Dan Murphy, James’ grandson and Luke’s father, said the accounts make his grandfather sound like a very outgoing, fun-loving man. “It seems like he’d be a really good buddy go on a trip with,” he said.
Born in Ireland in 1874, James came to Butte with his mother to join his father in the United States when he was 9 years old. By then, Westfall noted, Butte was the largest city between Chicago and San Francisco.
Based on census records Luke found, James’ mother gave birth to nine children in eight years, but only three survived.
“In that short time, they had a lot of tragedy,” Luke said. “That had to be tough.”

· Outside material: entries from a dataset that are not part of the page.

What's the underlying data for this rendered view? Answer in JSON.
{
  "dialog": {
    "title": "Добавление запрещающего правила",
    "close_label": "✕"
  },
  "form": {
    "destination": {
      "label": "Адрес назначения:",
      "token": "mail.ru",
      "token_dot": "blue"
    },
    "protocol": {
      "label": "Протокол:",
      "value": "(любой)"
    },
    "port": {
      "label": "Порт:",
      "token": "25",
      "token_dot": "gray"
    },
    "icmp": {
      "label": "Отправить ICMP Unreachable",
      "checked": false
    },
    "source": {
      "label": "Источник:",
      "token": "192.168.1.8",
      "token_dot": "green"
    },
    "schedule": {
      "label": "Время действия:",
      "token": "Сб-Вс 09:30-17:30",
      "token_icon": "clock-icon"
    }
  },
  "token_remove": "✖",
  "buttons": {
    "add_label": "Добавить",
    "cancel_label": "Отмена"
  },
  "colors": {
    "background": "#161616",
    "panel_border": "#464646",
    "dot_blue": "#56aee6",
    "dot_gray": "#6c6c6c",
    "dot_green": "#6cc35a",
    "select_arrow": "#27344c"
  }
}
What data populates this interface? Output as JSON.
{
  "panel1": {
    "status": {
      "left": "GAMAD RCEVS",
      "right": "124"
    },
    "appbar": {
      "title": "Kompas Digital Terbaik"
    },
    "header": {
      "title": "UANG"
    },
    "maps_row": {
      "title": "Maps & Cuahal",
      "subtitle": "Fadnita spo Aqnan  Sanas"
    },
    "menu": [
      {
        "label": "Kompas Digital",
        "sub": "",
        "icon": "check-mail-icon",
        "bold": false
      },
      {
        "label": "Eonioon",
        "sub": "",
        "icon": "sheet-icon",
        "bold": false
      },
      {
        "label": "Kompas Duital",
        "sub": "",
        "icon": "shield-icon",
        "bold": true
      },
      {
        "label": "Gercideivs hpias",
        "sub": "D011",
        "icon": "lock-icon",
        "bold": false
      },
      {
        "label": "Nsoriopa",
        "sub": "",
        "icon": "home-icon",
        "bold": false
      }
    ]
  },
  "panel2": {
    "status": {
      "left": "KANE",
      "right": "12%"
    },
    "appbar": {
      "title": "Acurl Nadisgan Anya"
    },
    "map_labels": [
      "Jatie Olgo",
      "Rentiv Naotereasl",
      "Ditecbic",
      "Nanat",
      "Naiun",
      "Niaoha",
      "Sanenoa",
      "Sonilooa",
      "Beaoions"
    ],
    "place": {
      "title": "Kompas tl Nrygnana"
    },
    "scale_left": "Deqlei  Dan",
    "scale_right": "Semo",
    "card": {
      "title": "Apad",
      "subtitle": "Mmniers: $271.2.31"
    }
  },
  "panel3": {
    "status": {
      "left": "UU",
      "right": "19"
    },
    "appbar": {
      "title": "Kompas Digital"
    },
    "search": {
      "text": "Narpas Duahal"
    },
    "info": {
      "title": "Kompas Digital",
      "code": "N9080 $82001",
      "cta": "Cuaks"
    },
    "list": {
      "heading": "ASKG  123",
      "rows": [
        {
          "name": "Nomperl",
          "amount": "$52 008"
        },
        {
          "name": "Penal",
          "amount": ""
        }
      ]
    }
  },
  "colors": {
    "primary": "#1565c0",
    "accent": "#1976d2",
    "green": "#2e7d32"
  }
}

In 1908, James married Agnes Kelly, the “hon” he refers to in his journals. Why she didn’t accompany the group on the trip is unknown, but the fact that she was deeply religious and the group was not chaperoned could be why.
“What woman would let her boyfriend go off on a two-week wagon trip?” questioned Dan Murphy. “But she was cool with it.”
In 1907, James was a clerk at Hennessys Department Store in Butte, starting in the business when he was 16. Five of the Yellowstone vacationers also worked at the store, as did Agnes. James had a college education and soon advanced to store buyer before opening his own Butte ladies clothing store with partners in 1923. About five years later, James took a job in Los Angeles, moving his wife and six children. Ten years later, he died at age 55.
Although Dan Murphy never met his grandfather, the family lore is that he was “pretty tough.” Historical accounts refer to him as “fully committed” to Butte’s “numerous Irish organizations, including the Ancient Order of Hibernians.” A 1915 letter written by James scolds the mayor for prohibiting firearms in the St. Patrick’s Day parade, accusing the official of being “influenced by a few underground bigots.”
Dan did know his grandmother, “Aggie,” calling her a saint who was very kind.
Through the years, Dan and his sister have reconnected with some of their relatives still living in Butte, visiting the town. Dan and Luke have both toured Yellowstone, but not since having read James’ journal.
“I wish I had known more about it to retrace his trip,” Luke said, adding that he’s now excited the adventure will be brought to life once again.